The World Health Organization says it expects to detect more cases of monkeypox as it increases surveillance in countries where the disease is not commonly found.
As of Saturday, 92 confirmed cases from 28 member states and 28 suspected cases of monkeypox have been reported that are not localized to the virus, the UN agency said, adding that it would provide more guidelines and recommendations for countries in the coming days on how to mitigate it. The spread of monkeypox.
The agency added, “The available data indicate that human-to-human transmission is occurring among those who have symptoms in close physical contact.”
Monkeypox is an infectious disease that is usually mild and endemic in some parts of West and Central Africa.
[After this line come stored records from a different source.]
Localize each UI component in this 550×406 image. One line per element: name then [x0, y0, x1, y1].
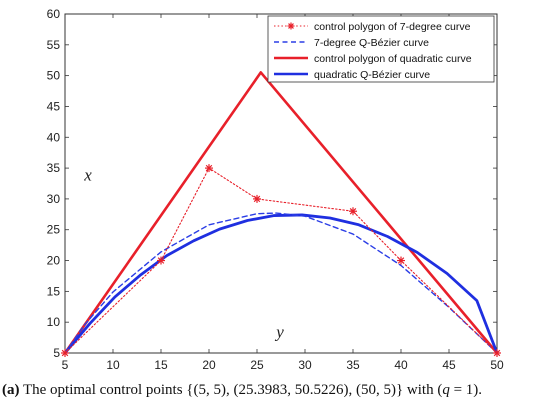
caption-text: The optimal control points {(5, 5), (25.…	[19, 382, 443, 398]
y-tick-label: 10	[47, 315, 61, 329]
caption-label: (a)	[2, 382, 20, 398]
axis-ticks: 5 10 15 20 25 30 35 40 45 50 5 10 15 20 25 30 35 40 45 50 55…	[47, 7, 504, 372]
x-tick-label: 5	[62, 358, 69, 372]
y-tick-label: 5	[53, 346, 60, 360]
annotations: xy	[83, 165, 284, 341]
legend-label-3: quadratic Q-Bézier curve	[314, 69, 430, 81]
y-tick-label: 55	[47, 38, 61, 52]
series-line-1	[64, 212, 498, 354]
x-tick-label: 40	[394, 358, 408, 372]
y-tick-label: 25	[47, 223, 61, 237]
legend-box	[267, 15, 495, 83]
y-tick-label: 60	[47, 7, 61, 21]
y-tick-label: 20	[47, 254, 61, 268]
caption-q-value: = 1).	[449, 382, 483, 398]
series-line-2	[63, 71, 499, 355]
series-point	[349, 207, 357, 216]
series-point	[157, 256, 165, 265]
y-tick-label: 35	[47, 161, 61, 175]
x-tick-label: 25	[250, 358, 264, 372]
y-tick-label: 50	[47, 69, 61, 83]
y-tick-label: 30	[47, 192, 61, 206]
y-tick-label: 45	[47, 99, 61, 113]
x-tick-label: 10	[106, 358, 120, 372]
series-layer	[61, 71, 501, 357]
legend-label-0: control polygon of 7-degree curve	[314, 21, 471, 33]
x-tick-label: 45	[442, 358, 456, 372]
legend: control polygon of 7-degree curve 7-degre…	[267, 15, 495, 83]
y-tick-label: 15	[47, 284, 61, 298]
x-tick-label: 35	[346, 358, 360, 372]
series-point	[493, 349, 501, 357]
annotation-y: y	[274, 323, 284, 342]
legend-label-2: control polygon of quadratic curve	[314, 53, 472, 65]
series-point	[61, 349, 69, 357]
caption-q-symbol: q	[442, 382, 450, 398]
series-point	[253, 194, 261, 203]
series-line-3	[63, 213, 499, 355]
series-point	[397, 256, 405, 265]
series-point	[205, 164, 213, 173]
x-tick-label: 15	[154, 358, 168, 372]
legend-marker	[287, 22, 295, 30]
x-tick-label: 50	[490, 358, 504, 372]
legend-label-1: 7-degree Q-Bézier curve	[314, 37, 429, 49]
x-tick-label: 20	[202, 358, 216, 372]
figure-caption: (a) The optimal control points {(5, 5), …	[2, 382, 548, 399]
annotation-x: x	[83, 165, 92, 184]
x-tick-label: 30	[298, 358, 312, 372]
y-tick-label: 40	[47, 130, 61, 144]
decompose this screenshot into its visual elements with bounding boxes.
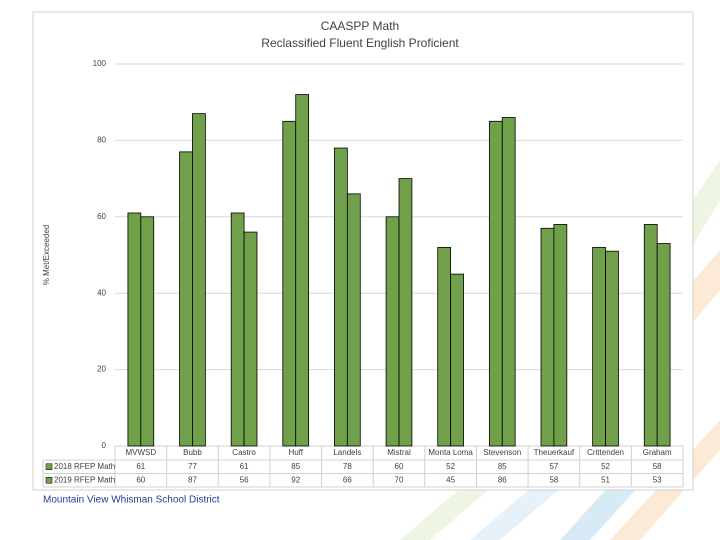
table-value: 85 <box>291 462 300 471</box>
bar <box>488 120 503 447</box>
x-tick-label: Stevenson <box>483 448 521 457</box>
y-tick-label: 100 <box>93 59 107 68</box>
table-value: 56 <box>240 475 249 484</box>
table-value: 60 <box>395 462 404 471</box>
bar <box>179 151 193 447</box>
chart-title: CAASPP Math <box>321 19 399 33</box>
table-value: 52 <box>446 462 455 471</box>
bar <box>605 250 619 447</box>
table-value: 85 <box>498 462 507 471</box>
chart-subtitle: Reclassified Fluent English Proficient <box>261 36 459 50</box>
bar <box>437 246 452 447</box>
bar <box>346 193 361 447</box>
legend-label: 2018 RFEP Math <box>54 462 115 471</box>
y-tick-label: 80 <box>97 136 106 145</box>
table-value: 60 <box>136 475 145 484</box>
legend-swatch <box>45 477 53 484</box>
y-axis-label: % Met/Exceeded <box>42 225 51 285</box>
x-tick-label: Bubb <box>183 448 202 457</box>
bar <box>334 147 348 447</box>
x-tick-label: MVWSD <box>125 448 156 457</box>
legend-swatch <box>45 463 53 470</box>
bar <box>282 120 297 447</box>
table-value: 66 <box>343 475 352 484</box>
x-tick-label: Monta Loma <box>428 448 473 457</box>
table-value: 86 <box>498 475 507 484</box>
x-tick-label: Landels <box>333 448 361 457</box>
table-value: 52 <box>601 462 610 471</box>
table-value: 53 <box>653 475 662 484</box>
bar <box>592 246 606 447</box>
table-value: 57 <box>549 462 558 471</box>
bar <box>553 224 568 447</box>
bar <box>643 224 658 447</box>
bar <box>295 94 310 447</box>
x-tick-label: Mistral <box>387 448 411 457</box>
table-value: 61 <box>240 462 249 471</box>
bar <box>450 273 464 447</box>
bar <box>656 243 671 447</box>
bar <box>192 113 206 447</box>
x-tick-label: Theuerkauf <box>534 448 575 457</box>
table-value: 61 <box>136 462 145 471</box>
table-value: 87 <box>188 475 197 484</box>
table-value: 92 <box>291 475 300 484</box>
bar <box>501 117 516 447</box>
y-tick-label: 20 <box>97 365 106 374</box>
table-value: 45 <box>446 475 455 484</box>
table-value: 77 <box>188 462 197 471</box>
table-value: 51 <box>601 475 610 484</box>
y-tick-label: 0 <box>102 441 107 450</box>
bar <box>230 212 245 447</box>
bar <box>140 216 155 447</box>
table-value: 78 <box>343 462 352 471</box>
legend-label: 2019 RFEP Math <box>54 475 115 484</box>
bar <box>127 212 142 447</box>
table-value: 70 <box>395 475 404 484</box>
y-tick-label: 60 <box>97 212 106 221</box>
x-tick-label: Huff <box>288 448 303 457</box>
bar <box>385 216 400 447</box>
table-value: 58 <box>653 462 662 471</box>
bar <box>540 227 555 447</box>
x-tick-label: Graham <box>643 448 672 457</box>
footer: Mountain View Whisman School District <box>43 495 220 506</box>
bar <box>243 231 258 447</box>
x-tick-label: Castro <box>232 448 256 457</box>
y-tick-label: 40 <box>97 288 106 297</box>
table-value: 58 <box>549 475 558 484</box>
x-tick-label: Crittenden <box>587 448 624 457</box>
bar <box>398 178 413 447</box>
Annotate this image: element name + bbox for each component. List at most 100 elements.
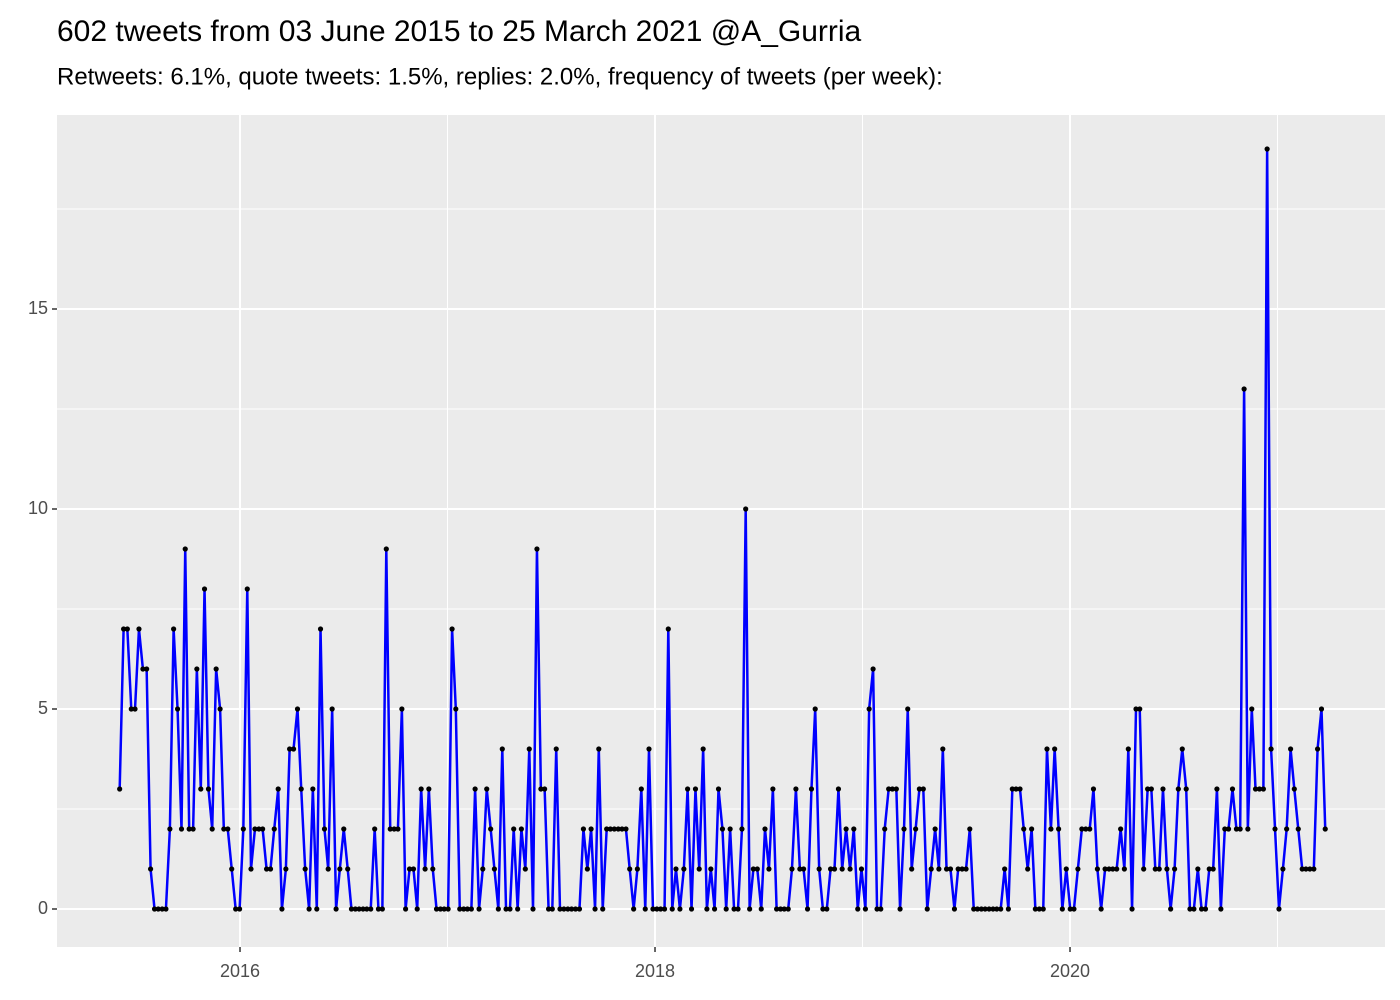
data-point: [155, 906, 161, 912]
data-point: [1214, 786, 1220, 792]
data-point: [688, 906, 695, 912]
data-point: [673, 866, 679, 872]
data-point: [159, 906, 165, 912]
data-point: [248, 866, 254, 872]
data-point: [692, 786, 699, 792]
data-point: [136, 626, 142, 632]
data-point: [1059, 906, 1065, 912]
data-point: [1202, 906, 1209, 912]
data-point: [882, 826, 888, 832]
data-point: [375, 906, 382, 912]
data-point: [445, 906, 451, 912]
data-point: [627, 866, 633, 872]
data-point: [302, 866, 308, 872]
data-point: [372, 826, 378, 832]
data-point: [298, 786, 304, 792]
data-point: [642, 906, 648, 912]
data-point: [422, 866, 428, 872]
data-point: [1260, 786, 1267, 792]
data-point: [1198, 906, 1205, 912]
data-point: [530, 906, 536, 912]
data-point: [785, 906, 791, 912]
data-point: [1110, 866, 1116, 872]
data-point: [990, 906, 996, 912]
data-point: [1017, 786, 1023, 792]
data-point: [762, 826, 768, 832]
data-point: [217, 706, 223, 712]
data-point: [1284, 826, 1290, 832]
data-point: [1179, 746, 1185, 752]
data-point: [831, 866, 838, 872]
data-point: [263, 866, 270, 872]
y-tick-label: 10: [28, 498, 48, 518]
data-point: [1133, 706, 1139, 712]
data-point: [886, 786, 892, 792]
data-point: [804, 906, 811, 912]
data-point: [233, 906, 239, 912]
data-point: [1164, 866, 1170, 872]
data-point: [267, 866, 274, 872]
data-point: [696, 866, 702, 872]
data-point: [959, 866, 965, 872]
data-point: [951, 906, 958, 912]
data-point: [472, 786, 478, 792]
data-point: [352, 906, 358, 912]
data-point: [534, 546, 540, 552]
data-point: [1210, 866, 1216, 872]
data-point: [572, 906, 579, 912]
data-point: [1145, 786, 1151, 792]
data-point: [271, 826, 277, 832]
data-point: [1276, 906, 1282, 912]
data-point: [827, 866, 834, 872]
data-point: [1094, 866, 1101, 872]
data-point: [1168, 906, 1174, 912]
data-point: [719, 826, 726, 832]
data-point: [1141, 866, 1147, 872]
data-point: [368, 906, 374, 912]
data-point: [1291, 786, 1297, 792]
data-point: [441, 906, 447, 912]
data-point: [287, 746, 293, 752]
data-point: [1225, 826, 1232, 832]
data-point: [237, 906, 243, 912]
data-point: [897, 906, 903, 912]
data-point: [1067, 906, 1073, 912]
data-point: [731, 906, 737, 912]
data-point: [480, 866, 486, 872]
data-point: [858, 866, 865, 872]
data-point: [1233, 826, 1240, 832]
data-point: [824, 906, 830, 912]
data-point: [607, 826, 614, 832]
data-point: [379, 906, 385, 912]
data-point: [526, 746, 532, 752]
data-point: [213, 666, 219, 672]
data-point: [1307, 866, 1313, 872]
data-point: [1303, 866, 1309, 872]
data-point: [1311, 866, 1317, 872]
data-point: [1071, 906, 1077, 912]
data-point: [198, 786, 204, 792]
data-point: [430, 866, 436, 872]
data-point: [994, 906, 1000, 912]
data-point: [1322, 826, 1328, 832]
data-point: [604, 826, 610, 832]
data-point: [1187, 906, 1193, 912]
data-point: [511, 826, 517, 832]
data-point: [209, 826, 215, 832]
data-point: [631, 906, 637, 912]
data-point: [151, 906, 158, 912]
data-point: [870, 666, 876, 672]
data-point: [924, 906, 930, 912]
data-point: [615, 826, 621, 832]
data-point: [275, 786, 281, 792]
data-point: [360, 906, 366, 912]
data-point: [1241, 386, 1247, 392]
data-point: [476, 906, 482, 912]
data-point: [549, 906, 555, 912]
data-point: [488, 826, 494, 832]
data-point: [348, 906, 355, 912]
data-point: [808, 786, 815, 792]
data-point: [1252, 786, 1259, 792]
data-point: [1287, 746, 1294, 752]
data-point: [229, 866, 235, 872]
It is spread through close contact, so it can be captured relatively easily through systems such as self-isolation and hygiene.
“What seems to be happening now is that it came into the population as a sexual form, the size of a genitalia, and it spread as a sexually transmitted infection, which has increased its spread around the world,” said David Heyman, an infectious disease specialist at WHO. Told Reuters.
Heyman said an international committee of experts had met via video conference to find out what needs to be studied about the outbreak and how to communicate with the public, whether there is an asymptomatic spread, who is most at risk and different routes of transmission.
He said the meeting was called “because of the urgency of the situation.” The committee is not a party that would recommend declaring a public health emergency of international concern, the WHO’s highest alert, which applies to the COVID-19 epidemic.
He said that close contact is the main route of transmission, as common lesions of the disease are highly contagious. Parents caring for sick children, such as health workers, are at risk, which is why some countries have begun vaccinating monkeypox patients using smallpox, a related virus vaccine.
Sexual health clinics have been identified in many cases at present.
Early genomic sequencing of a handful of cases in Europe suggested matching the 2018 spread to a limited size in Britain, Israel and Singapore.
Hayman said the “biologically credible” virus has spread beyond countries where it is endemic, but the COVID-19 lockdown, social distance and travel restrictions have not led to a major outbreak.
He emphasized that the outbreak of the monkeypox did not coincide with the early days of the COVID-19 epidemic because it was not so easily transmitted. He said those who suspect they have been in contact or who show symptoms, including rashes and fever, should avoid close contact with others.
“There are vaccines available, but the most important message is, you can protect yourself,” he added.
(Except for the title, this story was not edited by NDTV staff and was published from a syndicated feed.)